冠城亘は最後に「なんだかこの事件、岡田茂雄の亡霊が引き起こしたような気がします。自分の息子を人形のように操って復讐劇を遂げたように」と右京さんに話していました。

 

なるほど。ただし、死んだ岡田が「じっさいに」息子を操ることはできません。たぶん。

 

一方で、死んでいない藤島が、自分で自分を操ることは、できてしまいます。

 

右京さんは藤島が人形を操る様子を見て、その人形を「悲しみの淵にたった人が、自らの運命を呪い、泣いている」と表現しました。人形は藤島の心をそのまま表していたのでしょう。

 

藤島は48年の時を経て、梶原の死の真相について、美鈴にも沈黙する道を選択しました。

 

確かに、美鈴が乱暴されてできた子供が梶原を殺してしまったという事実は重すぎます。美鈴が真実を知るのは残酷すぎる、と藤島が思うのも理解できます。

 

しかし「バレなければいいだろう」と結論を出すのは違います。藤島は美鈴を守りたいという気持ちを隠れ蓑にして、自分を悲劇のヒーローに仕立てあげてはいないでしょうか。

 

自分が自分をがんじがらめになるように操ってしまっています。

藤島健司の生き方を簡単には否定できない?

とはいえ、じゃあ、このドラマの視聴者である自分が藤島だったら、真実を語ることができたのだろうか、と考えると、一概に藤島を否定できないのも事実です。

 

岡田を死に至らしめた事実を素直に話したら、劇団は解散の羽目になってしまうかもしれない。
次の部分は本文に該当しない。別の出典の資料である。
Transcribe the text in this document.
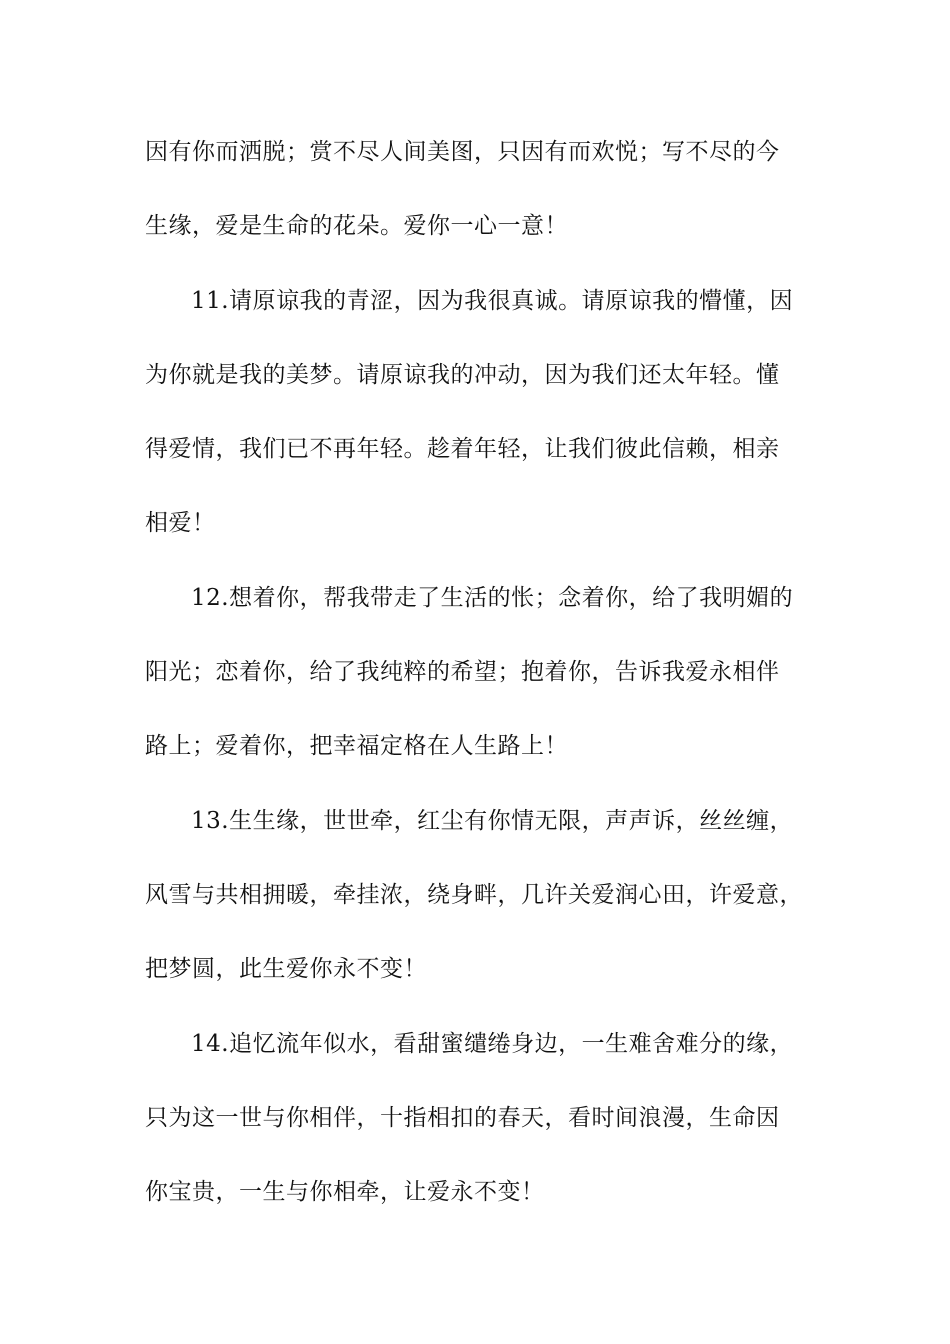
因有你而洒脱；赏不尽人间美图，只因有而欢悦；写不尽的今
生缘，爱是生命的花朵。爱你一心一意！
11.请原谅我的青涩，因为我很真诚。请原谅我的懵懂，因
为你就是我的美梦。请原谅我的冲动，因为我们还太年轻。懂
得爱情，我们已不再年轻。趁着年轻，让我们彼此信赖，相亲
相爱！
12.想着你，帮我带走了生活的怅；念着你，给了我明媚的
阳光；恋着你，给了我纯粹的希望；抱着你，告诉我爱永相伴
路上；爱着你，把幸福定格在人生路上！
13.生生缘，世世牵，红尘有你情无限，声声诉，丝丝缠，
风雪与共相拥暖，牵挂浓，绕身畔，几许关爱润心田，许爱意，
把梦圆，此生爱你永不变！
14.追忆流年似水，看甜蜜缱绻身边，一生难舍难分的缘，
只为这一世与你相伴，十指相扣的春天，看时间浪漫，生命因
你宝贵，一生与你相牵，让爱永不变！
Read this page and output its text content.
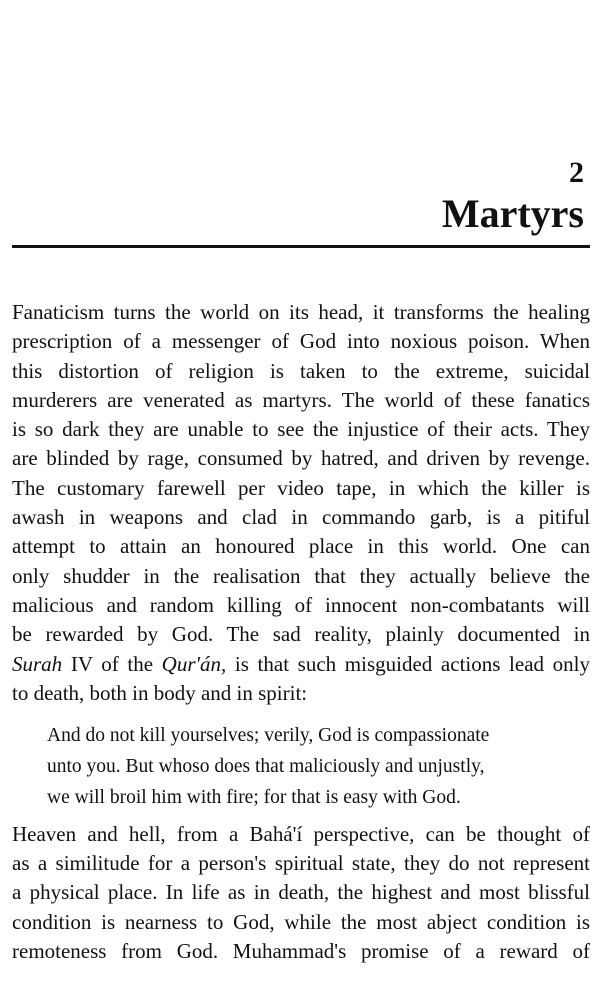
2
Martyrs
Fanaticism turns the world on its head, it transforms the healing
prescription of a messenger of God into noxious poison. When
this distortion of religion is taken to the extreme, suicidal
murderers are venerated as martyrs. The world of these fanatics
is so dark they are unable to see the injustice of their acts. They
are blinded by rage, consumed by hatred, and driven by revenge.
The customary farewell per video tape, in which the killer is
awash in weapons and clad in commando garb, is a pitiful
attempt to attain an honoured place in this world. One can
only shudder in the realisation that they actually believe the
malicious and random killing of innocent non-combatants will
be rewarded by God. The sad reality, plainly documented in
Surah IV of the Qur'án, is that such misguided actions lead only
to death, both in body and in spirit:
And do not kill yourselves; verily, God is compassionate
unto you. But whoso does that maliciously and unjustly,
we will broil him with fire; for that is easy with God.
Heaven and hell, from a Bahá'í perspective, can be thought of
as a similitude for a person's spiritual state, they do not represent
a physical place. In life as in death, the highest and most blissful
condition is nearness to God, while the most abject condition is
remoteness from God. Muhammad's promise of a reward of
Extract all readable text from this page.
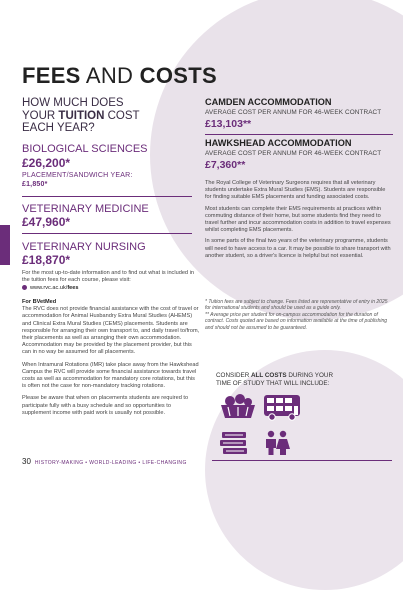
FEES AND COSTS
HOW MUCH DOES
YOUR TUITION COST
EACH YEAR?
BIOLOGICAL SCIENCES
£26,200*
PLACEMENT/SANDWICH YEAR:
£1,850*
VETERINARY MEDICINE
£47,960*
VETERINARY NURSING
£18,870*
For the most up-to-date information and to find out what is included in the tuition fees for each course, please visit:
www.rvc.ac.uk/fees
For BVetMed
The RVC does not provide financial assistance with the cost of travel or accommodation for Animal Husbandry Extra Mural Studies (AHEMS) and Clinical Extra Mural Studies (CEMS) placements. Students are responsible for arranging their own transport to, and daily travel to/from, their placements as well as arranging their own accommodation. Accommodation may be provided by the placement provider, but this can in no way be assumed for all placements.
When Intramural Rotations (IMR) take place away from the Hawkshead Campus the RVC will provide some financial assistance towards travel costs as well as accommodation for mandatory core rotations, but this is often not the case for non-mandatory tracking rotations.
Please be aware that when on placements students are required to participate fully with a busy schedule and so opportunities to supplement income with paid work is usually not possible.
CAMDEN ACCOMMODATION
AVERAGE COST PER ANNUM FOR 46-WEEK CONTRACT
£13,103**
HAWKSHEAD ACCOMMODATION
AVERAGE COST PER ANNUM FOR 46-WEEK CONTRACT
£7,360**
The Royal College of Veterinary Surgeons requires that all veterinary students undertake Extra Mural Studies (EMS). Students are responsible for finding suitable EMS placements and funding associated costs.
Most students can complete their EMS requirements at practices within commuting distance of their home, but some students find they need to travel further and incur accommodation costs in addition to travel expenses whilst completing EMS placements.
In some parts of the final two years of the veterinary programme, students will need to have access to a car. It may be possible to share transport with another student, so a driver's licence is helpful but not essential.
* Tuition fees are subject to change. Fees listed are representative of entry in 2025 for international students and should be used as a guide only.
** Average price per student for on-campus accommodation for the duration of contract. Costs quoted are based on information available at the time of publishing and should not be assumed to be guaranteed.
CONSIDER ALL COSTS DURING YOUR
TIME OF STUDY THAT WILL INCLUDE:
30 HISTORY-MAKING • WORLD-LEADING • LIFE-CHANGING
もし人形劇を続けることができたとしても、いつか自分たちが人殺しだという噂が広まり、辞めざるをえなくなってしまうかもしれない。

 

何より美鈴の気持ちを考えると…と、やはり後ろ向きになってしまいそうです。

 

48年後の梶原の死についても沈黙を守りたくなってしまうかもしれません。

 

極限状態に陥ったら「バレなければいいだろう」と保身に走ってしまう時もあるでしょう。その積み重ねで真実から逃げ続けてしまう…

 

のかもしれませんが、自分が「悲しみの淵に立つ人が自らの運命を呪い、泣いている」状況から脱して安寧を得るには、自分に「操られる」のではなく、自分を「操る」決意をする必要があります。

善良な心で判断できる人間であれるように

年老いた藤島が、子供たちに人形劇を見せている途中で、人形の操作を続けられないほどに感じた右腕の痛みは「それでいいのか?」という、藤島の内にある良心の問いかけではないでしょうか。

 

「真実がバレなければ、これ以上、不幸にならないだろう」という気持ちは本物の良心ではないと、藤島の本能が理性に働きかけたのです。

 

それでも、藤島は沈黙を貫き通したのですが…結局、すべてが明るみになりました。

 

真実がバレたことで、ホッとして、重荷がとれることもあります。

 

ひとつの嘘から受け身になる選択を続けてきた人が、操られる人生から解放されるまでに、48年の月日が経過し、梶原の命が奪われ、美鈴の息子が殺人犯となってしまったのは、あまりにも代償が大きすぎましたが…

 

自分を操る人になるか、自分に操られる人になるか。その判断を適切にできる善良な心を持つことの大切さを認識させられる回となりました。